Delirio y depresión
El mando a distancia me lleva a la reposición de un programa sobre delirios mentales en un canal autonómico. El periodista Xavier Montanyà entrevista al psiquiatra Castilla del Pino. Cuando ciertos sujetos delirantes se curan, dice, les quitas su identidad y, al descubrir que no son lo que creían ser, entran en una profunda depresión. Para sacarles de la depresión se les receta antidepresivos, que, a su vez, pueden provocar nuevos delirios. Sin ánimo de frivolizar, hay cierto paralelismo con la vida del telespectador: a veces nos obligan a elegir entre delirio y depresión.
San Bart
En Los Simpson (la joya de Antena 3) la familia acude a un espectáculo musical en el que una enérgica troupe interpreta una melodía ambientada en una lujosa clínica de desintoxicación. El solista gesticula, abre los brazos y, rodeado de enfermeras, canta las excelencias del centro de rehabilitación Betty Ford mientras promete cumplir el tratamiento a rajatabla. Al final, Bart y su madre aplauden y el chico, entusiasmado, le dice: "De mayor quiero desintoxicarme en la clínica Betty Ford". Es curioso: con la cantidad de niños y adolescentes que hay en las series de ficción, ninguno consigue ser tan verosímil como Bart Simpson.
Desahogo
Escribir sobre televisión crea malentendidos. Si te toman por especialista y te invitan a simposios y jornadas, mejor declinar educadamente la oferta: podrían descubrir que eres un simple espectador de los que bostezan, despotrican y se rascan. Escribir sobre televisión tiene ventajas: no hay que llevar corbata y te pagan por ver, entre otras cosas, el delirante y depresivo comunicado de ETA y algunas de las posteriores reacciones políticas. Juan Cueto, renovador de esta privilegiada forma de desahogo literario, lo dejó escrito: "Porque, digámoslo ya, la misión de la crítica de televisión sólo consiste en contar a la buena de Dios, sin más método que la manía y sin más ciencia que el capricho, por qué hay programas que dan bien y otros que dan mal, por qué hay tipos que pasan pantalla y otros que rebotan, por qué odias ciertas imágenes y te enamoras de otras. Y para eso, la verdad, sobran alforjas metodológicas, didácticas, científicas, moralizantes, gremiales, profesionales. Lo nuestro lo puede hacer cualquiera. De ahí que ni sea género ni sea oficio".
Solidaridad
Otro mosquetero de este desquiciado gremio del comentario televisivo, Víctor M. Amela, montó un pollo en el programa de radio La ventana (cadena SER) al desvelar el final de la novela El código Da Vinci.

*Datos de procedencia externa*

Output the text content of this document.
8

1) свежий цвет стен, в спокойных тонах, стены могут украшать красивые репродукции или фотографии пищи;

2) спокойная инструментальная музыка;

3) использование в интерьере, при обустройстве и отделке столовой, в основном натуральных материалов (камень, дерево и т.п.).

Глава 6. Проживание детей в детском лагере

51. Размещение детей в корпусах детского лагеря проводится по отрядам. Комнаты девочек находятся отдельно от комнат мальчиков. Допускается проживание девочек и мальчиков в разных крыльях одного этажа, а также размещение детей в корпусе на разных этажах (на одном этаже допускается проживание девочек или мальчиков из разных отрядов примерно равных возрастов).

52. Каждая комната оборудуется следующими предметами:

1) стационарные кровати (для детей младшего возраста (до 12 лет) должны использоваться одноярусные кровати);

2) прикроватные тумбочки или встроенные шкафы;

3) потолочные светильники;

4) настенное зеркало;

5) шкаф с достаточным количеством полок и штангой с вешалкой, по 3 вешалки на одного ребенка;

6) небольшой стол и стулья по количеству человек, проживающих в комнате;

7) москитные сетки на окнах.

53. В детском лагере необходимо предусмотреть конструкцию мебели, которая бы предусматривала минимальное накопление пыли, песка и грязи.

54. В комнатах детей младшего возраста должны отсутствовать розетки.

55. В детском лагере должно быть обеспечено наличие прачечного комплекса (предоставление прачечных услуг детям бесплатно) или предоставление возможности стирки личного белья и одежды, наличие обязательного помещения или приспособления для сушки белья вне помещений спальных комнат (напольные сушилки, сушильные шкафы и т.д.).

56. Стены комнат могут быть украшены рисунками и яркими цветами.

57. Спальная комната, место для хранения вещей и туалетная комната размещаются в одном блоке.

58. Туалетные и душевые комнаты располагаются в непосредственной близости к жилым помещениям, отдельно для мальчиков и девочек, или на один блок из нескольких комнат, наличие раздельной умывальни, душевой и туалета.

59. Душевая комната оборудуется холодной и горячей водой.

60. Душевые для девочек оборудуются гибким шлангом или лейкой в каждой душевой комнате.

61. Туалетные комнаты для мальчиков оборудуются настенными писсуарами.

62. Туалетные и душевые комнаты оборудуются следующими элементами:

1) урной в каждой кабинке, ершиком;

Lejos de amedrentarse ante las críticas de los lectores, Amela desenfundó su afilado florete dialéctico y contó dos finales más. Me solidarizo con él. Para aquellos que no soportan que se cuente el final de las historias, ahí va esa exclusiva: la vida termina mal y, salvo rarísimos casos de inmortalidad, todos acabamos en el cementerio.